Mar 4, Sat: Aldebaran skims north edge of Moon
A grazing occultation of Aldebaran occurs between 11 pm and midnight late on March 4. The event lasts several minutes and time on onset depends where in Ontario along the track (see map) you are located. Teeswater is in the middle of the track and nearest to Owen Sound but the graze will be visible across N. America. A grazing occultation involves a star skimming the north or south edge of the Moon and passing behind mountains (where the star disappears) and reappearing in valleys. See the limb profile below to get an idea. Note that a small difference in location on the Earth will produce different events. If you are too far north by even a few hundred metres, you could get a miss! Observers south of the track below will get a single disappearance and reappearance or just a regular total occultation. Please read the article: Aldebaran Graze 1983 for a detailed explanation of grazes and the story of a successful past graze.

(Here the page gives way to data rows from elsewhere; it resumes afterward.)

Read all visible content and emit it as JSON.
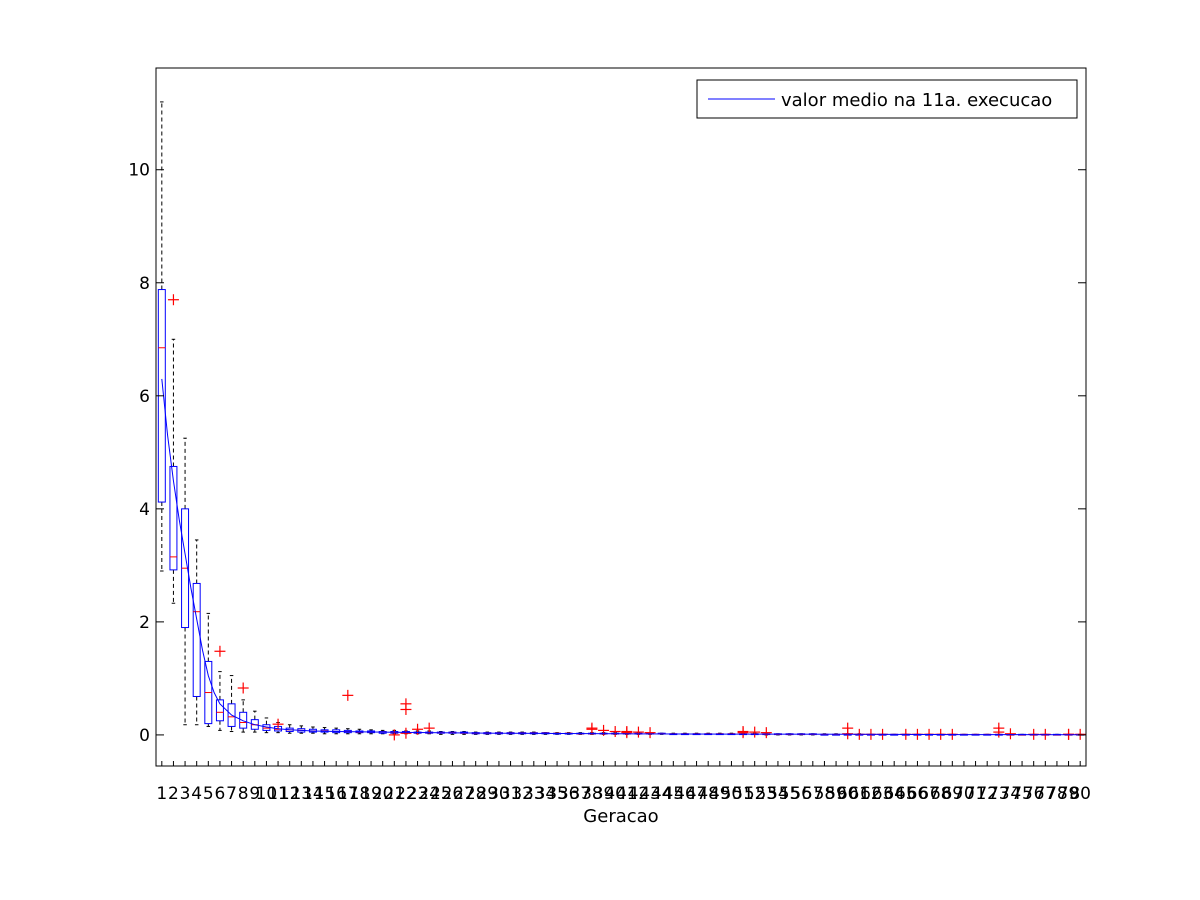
{
  "chart_data": {
    "type": "box",
    "xlabel": "Geracao",
    "ylabel": "",
    "ylim": [
      -0.55,
      11.8
    ],
    "yticks": [
      0,
      2,
      4,
      6,
      8,
      10
    ],
    "xlim": [
      0.5,
      80.5
    ],
    "legend": {
      "placement": "top-right",
      "entries": [
        "valor medio na 11a. execucao"
      ]
    },
    "colors": {
      "box": "#0000ff",
      "median": "#ff0000",
      "whisker": "#000000",
      "outlier": "#ff0000",
      "mean_line": "#0000ff",
      "axis": "#000000"
    },
    "boxes": [
      {
        "x": 1,
        "q1": 4.12,
        "median": 6.85,
        "q3": 7.88,
        "lo": 2.9,
        "hi": 11.2,
        "outliers": []
      },
      {
        "x": 2,
        "q1": 2.92,
        "median": 3.15,
        "q3": 4.75,
        "lo": 2.33,
        "hi": 7.0,
        "outliers": [
          7.7
        ]
      },
      {
        "x": 3,
        "q1": 1.9,
        "median": 2.95,
        "q3": 4.0,
        "lo": 0.18,
        "hi": 5.25,
        "outliers": []
      },
      {
        "x": 4,
        "q1": 0.68,
        "median": 2.18,
        "q3": 2.68,
        "lo": 0.18,
        "hi": 3.45,
        "outliers": []
      },
      {
        "x": 5,
        "q1": 0.2,
        "median": 0.75,
        "q3": 1.3,
        "lo": 0.15,
        "hi": 2.15,
        "outliers": []
      },
      {
        "x": 6,
        "q1": 0.25,
        "median": 0.4,
        "q3": 0.62,
        "lo": 0.08,
        "hi": 1.12,
        "outliers": [
          1.48
        ]
      },
      {
        "x": 7,
        "q1": 0.15,
        "median": 0.32,
        "q3": 0.55,
        "lo": 0.06,
        "hi": 1.05,
        "outliers": []
      },
      {
        "x": 8,
        "q1": 0.12,
        "median": 0.22,
        "q3": 0.4,
        "lo": 0.05,
        "hi": 0.62,
        "outliers": [
          0.83
        ]
      },
      {
        "x": 9,
        "q1": 0.1,
        "median": 0.18,
        "q3": 0.27,
        "lo": 0.05,
        "hi": 0.42,
        "outliers": []
      },
      {
        "x": 10,
        "q1": 0.08,
        "median": 0.12,
        "q3": 0.18,
        "lo": 0.04,
        "hi": 0.3,
        "outliers": []
      },
      {
        "x": 11,
        "q1": 0.07,
        "median": 0.1,
        "q3": 0.15,
        "lo": 0.04,
        "hi": 0.22,
        "outliers": [
          0.19
        ]
      },
      {
        "x": 12,
        "q1": 0.06,
        "median": 0.09,
        "q3": 0.12,
        "lo": 0.03,
        "hi": 0.18,
        "outliers": []
      },
      {
        "x": 13,
        "q1": 0.05,
        "median": 0.08,
        "q3": 0.11,
        "lo": 0.03,
        "hi": 0.16,
        "outliers": []
      },
      {
        "x": 14,
        "q1": 0.05,
        "median": 0.07,
        "q3": 0.1,
        "lo": 0.03,
        "hi": 0.14,
        "outliers": []
      },
      {
        "x": 15,
        "q1": 0.05,
        "median": 0.07,
        "q3": 0.09,
        "lo": 0.02,
        "hi": 0.13,
        "outliers": []
      },
      {
        "x": 16,
        "q1": 0.04,
        "median": 0.06,
        "q3": 0.09,
        "lo": 0.02,
        "hi": 0.12,
        "outliers": []
      },
      {
        "x": 17,
        "q1": 0.04,
        "median": 0.06,
        "q3": 0.08,
        "lo": 0.02,
        "hi": 0.11,
        "outliers": [
          0.7
        ]
      },
      {
        "x": 18,
        "q1": 0.04,
        "median": 0.05,
        "q3": 0.07,
        "lo": 0.02,
        "hi": 0.1,
        "outliers": []
      },
      {
        "x": 19,
        "q1": 0.04,
        "median": 0.05,
        "q3": 0.07,
        "lo": 0.02,
        "hi": 0.09,
        "outliers": []
      },
      {
        "x": 20,
        "q1": 0.03,
        "median": 0.05,
        "q3": 0.06,
        "lo": 0.02,
        "hi": 0.08,
        "outliers": []
      },
      {
        "x": 21,
        "q1": 0.03,
        "median": 0.04,
        "q3": 0.06,
        "lo": 0.02,
        "hi": 0.08,
        "outliers": [
          0.0
        ]
      },
      {
        "x": 22,
        "q1": 0.03,
        "median": 0.04,
        "q3": 0.06,
        "lo": 0.02,
        "hi": 0.07,
        "outliers": [
          0.03,
          0.45,
          0.55
        ]
      },
      {
        "x": 23,
        "q1": 0.03,
        "median": 0.04,
        "q3": 0.05,
        "lo": 0.02,
        "hi": 0.07,
        "outliers": [
          0.1
        ]
      },
      {
        "x": 24,
        "q1": 0.03,
        "median": 0.04,
        "q3": 0.05,
        "lo": 0.02,
        "hi": 0.07,
        "outliers": [
          0.12
        ]
      },
      {
        "x": 25,
        "q1": 0.03,
        "median": 0.04,
        "q3": 0.05,
        "lo": 0.01,
        "hi": 0.06,
        "outliers": []
      },
      {
        "x": 26,
        "q1": 0.03,
        "median": 0.04,
        "q3": 0.05,
        "lo": 0.01,
        "hi": 0.06,
        "outliers": []
      },
      {
        "x": 27,
        "q1": 0.03,
        "median": 0.03,
        "q3": 0.05,
        "lo": 0.01,
        "hi": 0.06,
        "outliers": []
      },
      {
        "x": 28,
        "q1": 0.02,
        "median": 0.03,
        "q3": 0.04,
        "lo": 0.01,
        "hi": 0.05,
        "outliers": []
      },
      {
        "x": 29,
        "q1": 0.02,
        "median": 0.03,
        "q3": 0.04,
        "lo": 0.01,
        "hi": 0.05,
        "outliers": []
      },
      {
        "x": 30,
        "q1": 0.02,
        "median": 0.03,
        "q3": 0.04,
        "lo": 0.01,
        "hi": 0.05,
        "outliers": []
      },
      {
        "x": 31,
        "q1": 0.02,
        "median": 0.03,
        "q3": 0.04,
        "lo": 0.01,
        "hi": 0.05,
        "outliers": []
      },
      {
        "x": 32,
        "q1": 0.02,
        "median": 0.03,
        "q3": 0.04,
        "lo": 0.01,
        "hi": 0.05,
        "outliers": []
      },
      {
        "x": 33,
        "q1": 0.02,
        "median": 0.03,
        "q3": 0.04,
        "lo": 0.01,
        "hi": 0.05,
        "outliers": []
      },
      {
        "x": 34,
        "q1": 0.02,
        "median": 0.03,
        "q3": 0.04,
        "lo": 0.01,
        "hi": 0.04,
        "outliers": []
      },
      {
        "x": 35,
        "q1": 0.02,
        "median": 0.03,
        "q3": 0.03,
        "lo": 0.01,
        "hi": 0.04,
        "outliers": []
      },
      {
        "x": 36,
        "q1": 0.02,
        "median": 0.03,
        "q3": 0.03,
        "lo": 0.01,
        "hi": 0.04,
        "outliers": []
      },
      {
        "x": 37,
        "q1": 0.02,
        "median": 0.02,
        "q3": 0.03,
        "lo": 0.01,
        "hi": 0.04,
        "outliers": []
      },
      {
        "x": 38,
        "q1": 0.02,
        "median": 0.02,
        "q3": 0.03,
        "lo": 0.01,
        "hi": 0.04,
        "outliers": [
          0.1,
          0.12
        ]
      },
      {
        "x": 39,
        "q1": 0.02,
        "median": 0.02,
        "q3": 0.03,
        "lo": 0.01,
        "hi": 0.04,
        "outliers": [
          0.08
        ]
      },
      {
        "x": 40,
        "q1": 0.02,
        "median": 0.02,
        "q3": 0.03,
        "lo": 0.01,
        "hi": 0.04,
        "outliers": [
          0.06
        ]
      },
      {
        "x": 41,
        "q1": 0.02,
        "median": 0.02,
        "q3": 0.03,
        "lo": 0.01,
        "hi": 0.04,
        "outliers": [
          0.06,
          0.04
        ]
      },
      {
        "x": 42,
        "q1": 0.02,
        "median": 0.02,
        "q3": 0.03,
        "lo": 0.01,
        "hi": 0.04,
        "outliers": [
          0.05
        ]
      },
      {
        "x": 43,
        "q1": 0.02,
        "median": 0.02,
        "q3": 0.03,
        "lo": 0.01,
        "hi": 0.03,
        "outliers": [
          0.04
        ]
      },
      {
        "x": 44,
        "q1": 0.02,
        "median": 0.02,
        "q3": 0.03,
        "lo": 0.01,
        "hi": 0.03,
        "outliers": []
      },
      {
        "x": 45,
        "q1": 0.01,
        "median": 0.02,
        "q3": 0.02,
        "lo": 0.01,
        "hi": 0.03,
        "outliers": []
      },
      {
        "x": 46,
        "q1": 0.01,
        "median": 0.02,
        "q3": 0.02,
        "lo": 0.01,
        "hi": 0.03,
        "outliers": []
      },
      {
        "x": 47,
        "q1": 0.01,
        "median": 0.02,
        "q3": 0.02,
        "lo": 0.01,
        "hi": 0.03,
        "outliers": []
      },
      {
        "x": 48,
        "q1": 0.01,
        "median": 0.02,
        "q3": 0.02,
        "lo": 0.01,
        "hi": 0.03,
        "outliers": []
      },
      {
        "x": 49,
        "q1": 0.01,
        "median": 0.02,
        "q3": 0.02,
        "lo": 0.01,
        "hi": 0.03,
        "outliers": []
      },
      {
        "x": 50,
        "q1": 0.01,
        "median": 0.02,
        "q3": 0.02,
        "lo": 0.01,
        "hi": 0.03,
        "outliers": []
      },
      {
        "x": 51,
        "q1": 0.01,
        "median": 0.02,
        "q3": 0.02,
        "lo": 0.01,
        "hi": 0.03,
        "outliers": [
          0.06,
          0.04
        ]
      },
      {
        "x": 52,
        "q1": 0.01,
        "median": 0.02,
        "q3": 0.02,
        "lo": 0.01,
        "hi": 0.03,
        "outliers": [
          0.05
        ]
      },
      {
        "x": 53,
        "q1": 0.01,
        "median": 0.01,
        "q3": 0.02,
        "lo": 0.0,
        "hi": 0.02,
        "outliers": [
          0.04
        ]
      },
      {
        "x": 54,
        "q1": 0.01,
        "median": 0.01,
        "q3": 0.02,
        "lo": 0.0,
        "hi": 0.02,
        "outliers": []
      },
      {
        "x": 55,
        "q1": 0.01,
        "median": 0.01,
        "q3": 0.02,
        "lo": 0.0,
        "hi": 0.02,
        "outliers": []
      },
      {
        "x": 56,
        "q1": 0.01,
        "median": 0.01,
        "q3": 0.02,
        "lo": 0.0,
        "hi": 0.02,
        "outliers": []
      },
      {
        "x": 57,
        "q1": 0.01,
        "median": 0.01,
        "q3": 0.02,
        "lo": 0.0,
        "hi": 0.02,
        "outliers": []
      },
      {
        "x": 58,
        "q1": 0.01,
        "median": 0.01,
        "q3": 0.01,
        "lo": 0.0,
        "hi": 0.02,
        "outliers": []
      },
      {
        "x": 59,
        "q1": 0.01,
        "median": 0.01,
        "q3": 0.01,
        "lo": 0.0,
        "hi": 0.02,
        "outliers": []
      },
      {
        "x": 60,
        "q1": 0.01,
        "median": 0.01,
        "q3": 0.01,
        "lo": 0.0,
        "hi": 0.02,
        "outliers": [
          0.12,
          0.02
        ]
      },
      {
        "x": 61,
        "q1": 0.01,
        "median": 0.01,
        "q3": 0.01,
        "lo": 0.0,
        "hi": 0.02,
        "outliers": [
          0.01
        ]
      },
      {
        "x": 62,
        "q1": 0.0,
        "median": 0.01,
        "q3": 0.01,
        "lo": 0.0,
        "hi": 0.01,
        "outliers": [
          0.01
        ]
      },
      {
        "x": 63,
        "q1": 0.0,
        "median": 0.01,
        "q3": 0.01,
        "lo": 0.0,
        "hi": 0.01,
        "outliers": [
          0.01
        ]
      },
      {
        "x": 64,
        "q1": 0.0,
        "median": 0.01,
        "q3": 0.01,
        "lo": 0.0,
        "hi": 0.01,
        "outliers": []
      },
      {
        "x": 65,
        "q1": 0.0,
        "median": 0.01,
        "q3": 0.01,
        "lo": 0.0,
        "hi": 0.01,
        "outliers": [
          0.01
        ]
      },
      {
        "x": 66,
        "q1": 0.0,
        "median": 0.01,
        "q3": 0.01,
        "lo": 0.0,
        "hi": 0.01,
        "outliers": [
          0.01
        ]
      },
      {
        "x": 67,
        "q1": 0.0,
        "median": 0.01,
        "q3": 0.01,
        "lo": 0.0,
        "hi": 0.01,
        "outliers": [
          0.01
        ]
      },
      {
        "x": 68,
        "q1": 0.0,
        "median": 0.01,
        "q3": 0.01,
        "lo": 0.0,
        "hi": 0.01,
        "outliers": [
          0.01
        ]
      },
      {
        "x": 69,
        "q1": 0.0,
        "median": 0.01,
        "q3": 0.01,
        "lo": 0.0,
        "hi": 0.01,
        "outliers": [
          0.01
        ]
      },
      {
        "x": 70,
        "q1": 0.0,
        "median": 0.01,
        "q3": 0.01,
        "lo": 0.0,
        "hi": 0.01,
        "outliers": []
      },
      {
        "x": 71,
        "q1": 0.0,
        "median": 0.01,
        "q3": 0.01,
        "lo": 0.0,
        "hi": 0.01,
        "outliers": []
      },
      {
        "x": 72,
        "q1": 0.0,
        "median": 0.01,
        "q3": 0.01,
        "lo": 0.0,
        "hi": 0.01,
        "outliers": []
      },
      {
        "x": 73,
        "q1": 0.0,
        "median": 0.01,
        "q3": 0.01,
        "lo": 0.0,
        "hi": 0.01,
        "outliers": [
          0.12,
          0.05
        ]
      },
      {
        "x": 74,
        "q1": 0.0,
        "median": 0.0,
        "q3": 0.01,
        "lo": 0.0,
        "hi": 0.01,
        "outliers": [
          0.02
        ]
      },
      {
        "x": 75,
        "q1": 0.0,
        "median": 0.0,
        "q3": 0.01,
        "lo": 0.0,
        "hi": 0.01,
        "outliers": []
      },
      {
        "x": 76,
        "q1": 0.0,
        "median": 0.0,
        "q3": 0.01,
        "lo": 0.0,
        "hi": 0.01,
        "outliers": [
          0.01
        ]
      },
      {
        "x": 77,
        "q1": 0.0,
        "median": 0.0,
        "q3": 0.01,
        "lo": 0.0,
        "hi": 0.01,
        "outliers": [
          0.01
        ]
      },
      {
        "x": 78,
        "q1": 0.0,
        "median": 0.0,
        "q3": 0.01,
        "lo": 0.0,
        "hi": 0.01,
        "outliers": []
      },
      {
        "x": 79,
        "q1": 0.0,
        "median": 0.0,
        "q3": 0.01,
        "lo": 0.0,
        "hi": 0.01,
        "outliers": [
          0.01,
          0.01
        ]
      },
      {
        "x": 80,
        "q1": 0.0,
        "median": 0.0,
        "q3": 0.01,
        "lo": 0.0,
        "hi": 0.01,
        "outliers": [
          0.01
        ]
      }
    ],
    "mean_series": {
      "name": "valor medio na 11a. execucao",
      "x": [
        1,
        1.5,
        2,
        2.5,
        3,
        3.5,
        4,
        4.5,
        5,
        5.5,
        6,
        7,
        8,
        9,
        10,
        11,
        12,
        14,
        16,
        20,
        25,
        30,
        40,
        50,
        60,
        70,
        80
      ],
      "y": [
        6.3,
        5.3,
        4.5,
        3.8,
        3.2,
        2.6,
        2.05,
        1.5,
        1.05,
        0.75,
        0.55,
        0.35,
        0.25,
        0.18,
        0.14,
        0.11,
        0.09,
        0.07,
        0.06,
        0.05,
        0.04,
        0.03,
        0.02,
        0.015,
        0.01,
        0.006,
        0.004
      ]
    }
  }
}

This graze on Mar 4 is described in detail on the International Occultation Timing Association (IOTA) member Brad Timmerson's website: Aldebaran Mar 4 where he explains the track map and limb profile.
Apr 1, Sat: Mercury at Greatest Elongation East (19°)
Mercury is an evening star in March and April and reaches its farthest point east of the Sun today. It is located almost straight up from the point where the Sun sets in the West and will be visible for a good hour or more after twilight is gone in evening skies. It is bright at magnitude 0 and should be easy to spot if you have a clear horizon towards the west. Mars and the crescent Moon are in the same part of the sky. Diagram below is for 8 pm when Mercury is still 5° above the horizon.
Mercury is farthest from Sun Apr 1.
Apr 7, Fri: Jupiter at Opposition
The Planet King of the solar system is at opposition on Apr 7 when it opposite the Sun and lined up with the Earth on the same side of the solar system. Planets at opposition then appear at best at local midnight and rise when the Sun sets and set when the Sun rises again in the east. At opposition, the planet is in the night sky from dusk to dawn and appears brightest and largest in our sky. Jupiter will be -2.5 magnitude and 44 arc-sec across. The only planet that gets bigger is Venus when it is closest to Earth, which coincidentally is occurring in February.
Apr 21, Fri: Mars near Pleiades and Aldebaran
Mars is closest to the Pleiades tonight at just under 4°, but it has been nearby (less than 5°) for several days. Aldebaran is to the east of Mars and the Hyades Cluster also adds some background sparkle to the scene. A nice photo opportunity! Look west after sunset for this grouping and note that the dwarf planet Ceres is also nearby shining at magnitude 8.32 -it may be visible in binoculars.
Apr 28, Fri: Moon joins Mars, Pleiades and Aldebaran
A crescent Moon joins the grouping in the western sky on Apr 27 (2-days old) and Apr 28 (3-days old). Mars is now over 6° from M45 and about 8° from Aldebaran. Mars viewing will be drawing to a close at the end of May as it sinks below the western horizon. Even in March and April it is setting in evening twilight and only visible for an hour or two after sunset.